On a unit basis, inventory per boutique decreased 8%. Capital expenditures for the quarter totaled $2.6 million and were comprised of $1.4 million paid in the first quarter for fourth quarter accrued CapEx and $1.2 million spent primarily to complete new, remodeled and relocated boutiques that had begun in the fourth quarter. We have minimal plan to CapEx for the remainder of fiscal 2019.
During the quarter, we opened three new boutiques and closed eight, bringing our total boutique count to 722. We plan to open one more boutique during the year that has already been built out. We now expect to close at least 30 boutiques in 2019 with a focus on negative contribution margin boutiques that are at kick-out period or lease end.
This concludes the financial review.

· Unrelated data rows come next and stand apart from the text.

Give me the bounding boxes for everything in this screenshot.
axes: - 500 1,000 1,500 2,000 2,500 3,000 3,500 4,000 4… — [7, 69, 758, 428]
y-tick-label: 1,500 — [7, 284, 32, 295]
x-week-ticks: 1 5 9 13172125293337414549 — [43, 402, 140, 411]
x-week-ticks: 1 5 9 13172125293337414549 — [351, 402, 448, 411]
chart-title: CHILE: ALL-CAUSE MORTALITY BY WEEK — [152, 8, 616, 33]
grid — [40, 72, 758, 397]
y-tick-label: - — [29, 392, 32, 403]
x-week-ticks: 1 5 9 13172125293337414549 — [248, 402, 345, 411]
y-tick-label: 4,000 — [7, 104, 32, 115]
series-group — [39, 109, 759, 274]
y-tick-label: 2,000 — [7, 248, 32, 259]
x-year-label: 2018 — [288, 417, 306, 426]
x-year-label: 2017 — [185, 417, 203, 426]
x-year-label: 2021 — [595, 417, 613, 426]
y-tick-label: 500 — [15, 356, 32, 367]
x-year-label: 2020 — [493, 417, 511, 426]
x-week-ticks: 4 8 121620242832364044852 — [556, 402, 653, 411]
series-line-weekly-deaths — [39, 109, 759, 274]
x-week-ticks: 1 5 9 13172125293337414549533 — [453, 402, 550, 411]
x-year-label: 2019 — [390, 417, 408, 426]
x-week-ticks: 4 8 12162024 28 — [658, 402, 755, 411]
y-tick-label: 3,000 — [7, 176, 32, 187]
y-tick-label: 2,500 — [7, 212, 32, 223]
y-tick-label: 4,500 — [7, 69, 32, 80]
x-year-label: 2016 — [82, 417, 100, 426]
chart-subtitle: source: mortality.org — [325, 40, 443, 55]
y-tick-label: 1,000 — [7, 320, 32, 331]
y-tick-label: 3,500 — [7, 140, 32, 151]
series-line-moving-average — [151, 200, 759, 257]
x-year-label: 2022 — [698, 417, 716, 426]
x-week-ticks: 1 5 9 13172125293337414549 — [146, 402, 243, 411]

And I’ll now turn the call back over to Michael for his closing remarks.
Thank you, Kelly.
Before closing, I would like to touch on the strategic review process that we announced in January. We continue to work with our retained advisers who are assisting us in the review of possible strategic alternatives. We have not set a timetable for the completion of the review process and we did not intend to comment on the process until a specific transaction or other alternative is approved by our Board of Directors, the process is concluded or it is otherwise determined that further disclosure in appropriate.
In conclusion, I would like to once again thank the senior leadership team and entire Francesca’s organization. There has been a tremendous amount of hard work done to implement our turnaround plan. Although early in the process, we are optimistic and energetically working towards a successful implementation of our initiatives. Thank you.
在结束之前，我想谈谈我们在1月宣布的战略审查程序。 我们继续与我们的留任顾问合作，他们协助我们审查可能的战略选择。 我们尚未设定完成审核流程的时间表，在董事会批准特定交易或其他替代方案，流程结束或另行确定进一步披露之前，我们无意对流程发表评论 在适当的。
最后，我想再次感谢高级领导团队和整个Francesca的组织。 为实施我们的周转计划已经付出了巨大的努力。 虽然在此过程的早期阶段，我们乐观而积极地努力成功实施我们的计划。 谢谢。
This concludes today’s conference. You may now disconnect your lines at this time. Thank you for your participation.
今天的会议结束了。 您现在可以断开线路。 感谢您的参与。